Getting DRY with style - the nifty kinda way :)

Well, no, not “dry” … but “DRY - (D)on’t (R)epeat (Y)ourself” =)

Suppose for some reason you need a lot of red colored panels in your nifty screen. At the moment you’ll need to do something like this:

<panel id="first" backgroundcolor="#f00f"> ... </panel>
<panel id="second" backgroundcolor="#f00f"> ... </panel>
<panel id="third" backgroundcolor="#f00f"> ... </panel>
...
<panel id="fortytwo" backgroundcolor="#f00f"> ... </panel>

So far so good, but what if you change your mind and want green panels instead? Ugly - no, not the color ;) - but you’ll now have to change all this backgroundColor definitions. Quite ugly.

Introducing Nifty Styles
So what we really want, is to specify the color of the panels only one time and use it multiple times.
So with Nifty 0.0.3 you’ll be able to use style definitions to get DRY =)

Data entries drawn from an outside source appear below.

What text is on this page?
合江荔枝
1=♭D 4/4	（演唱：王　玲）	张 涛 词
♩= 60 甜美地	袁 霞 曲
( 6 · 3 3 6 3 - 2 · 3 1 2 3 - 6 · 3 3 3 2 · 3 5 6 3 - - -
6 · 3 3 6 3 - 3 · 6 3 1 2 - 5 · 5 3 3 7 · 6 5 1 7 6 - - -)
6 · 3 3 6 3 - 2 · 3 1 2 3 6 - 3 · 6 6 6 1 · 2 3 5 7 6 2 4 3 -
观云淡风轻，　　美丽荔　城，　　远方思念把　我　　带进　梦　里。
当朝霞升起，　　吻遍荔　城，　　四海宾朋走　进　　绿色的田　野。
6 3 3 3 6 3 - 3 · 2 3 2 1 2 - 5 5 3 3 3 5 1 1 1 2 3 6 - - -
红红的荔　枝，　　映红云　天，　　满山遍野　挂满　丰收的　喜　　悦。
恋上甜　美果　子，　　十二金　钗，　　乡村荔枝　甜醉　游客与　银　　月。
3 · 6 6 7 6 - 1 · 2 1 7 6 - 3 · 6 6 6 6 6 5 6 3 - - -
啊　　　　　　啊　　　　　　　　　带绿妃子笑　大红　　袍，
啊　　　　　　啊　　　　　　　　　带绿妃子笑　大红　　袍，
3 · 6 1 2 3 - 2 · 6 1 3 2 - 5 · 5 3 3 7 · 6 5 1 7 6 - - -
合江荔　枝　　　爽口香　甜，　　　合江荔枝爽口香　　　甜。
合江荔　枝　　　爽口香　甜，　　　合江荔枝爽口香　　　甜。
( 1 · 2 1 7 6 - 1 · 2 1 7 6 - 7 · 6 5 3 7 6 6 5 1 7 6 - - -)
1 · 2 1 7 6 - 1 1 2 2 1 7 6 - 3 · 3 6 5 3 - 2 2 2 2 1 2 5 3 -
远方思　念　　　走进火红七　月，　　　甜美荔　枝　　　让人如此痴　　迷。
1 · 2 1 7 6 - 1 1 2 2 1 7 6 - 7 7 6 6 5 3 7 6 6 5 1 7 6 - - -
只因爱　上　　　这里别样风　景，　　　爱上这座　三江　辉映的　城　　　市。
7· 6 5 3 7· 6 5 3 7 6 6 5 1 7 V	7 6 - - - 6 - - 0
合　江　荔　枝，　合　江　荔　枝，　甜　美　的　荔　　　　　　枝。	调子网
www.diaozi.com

<style id="my-panel-style">
  <attributes backgroundColor="#f00f"></attributes>
</style>
<panel id="first" style="my-panel-style"> ...</panel>

This way you can define common attributes once and use them multiple times! This principle will be extended to attributes, effects, fonts and so on. This is not only nifty but will naturally lead to UI-skins! Imagine you have all your style definitions in one big “style.xml”. So you could define colors, fonts, effects, etc. once in this file. Changing this single file or including another style.xml whould change your whole UI!